Now....if you have never used Bitter Apple you may not appreciate the utter desperation for relief this woman was about to experience. There are warnings on the package about making sure you are not downwind when you spray this stuff. Unless you enjoy a light macing that is. This stuff is no joke.

This woman starts gagging, drooling, and her eyes are watering. She starts fumbling through her purse and pulls out a half consumed bottle of "Smart Water", the irony was not lost on me, don't worry. So there she is alternating between swishing her Smart Water and desperately scrubbing her arm with tiny, individually wrapped wet wipes. Then like it was happening in slow motion, I watch as she takes the wet wipe she had been wiping her arm with, yes, the wet wipe covered in Bitter Apple, she takes that wet wipe and WIPED HER TONGUE. Our eyes met in that moment when she realized she had made another awful mistake. The gagging and desperate water swishing began anew. I grabbed a handful of paper towels from the doggy clean up station nearby and handed them to her. By this time the other customer is pulling her phone out and offering to call 911 bc she thinks this is some sort of medical emergency. We stop her and I send her to get more water.
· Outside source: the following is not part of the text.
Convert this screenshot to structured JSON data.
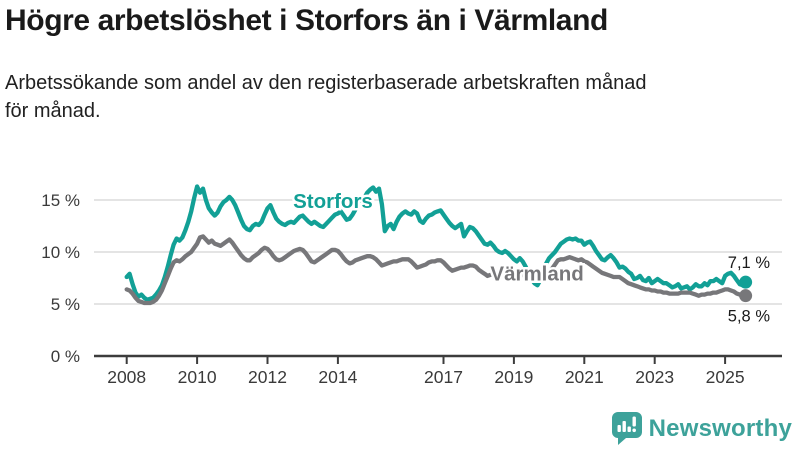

Once this moron can talk again she is ranting and raving about how horrid that tasted and how no product for dogs should be that terrible. I tried so hard to let it go. I did so good until she wailed that it tasted nothing like apples. This is the conversation that followed:

Me: You do realize that it is supposed to taste vile so the dog will not chew whatever you spray it on right?

Idiot: Yeah, but there is no need for it to burn the dogs eyes and lungs. That stuff is dangerous.

Me: Well, I doubt they expected anyone would spray themselves and lick it in the middle of the store.

Idiot: I do not subject my dog to anything I do not try first.

Me: You better go home then and chew on the electrical cords until you get zapped and see which you prefer being subjected to, a bad taste in your mouth and watery eyes or electrocution.

Customer 2 is giggling at this point. I get a death stare from the moron and she shouted as she stormed out that she felt sorry for my dogs bc I didn't test things on myself first. I kind of hope this crazy plans to get her dog spayed and that she goes in for a hysterectomy herself first to see how it feels first, bc she has no business reproducing.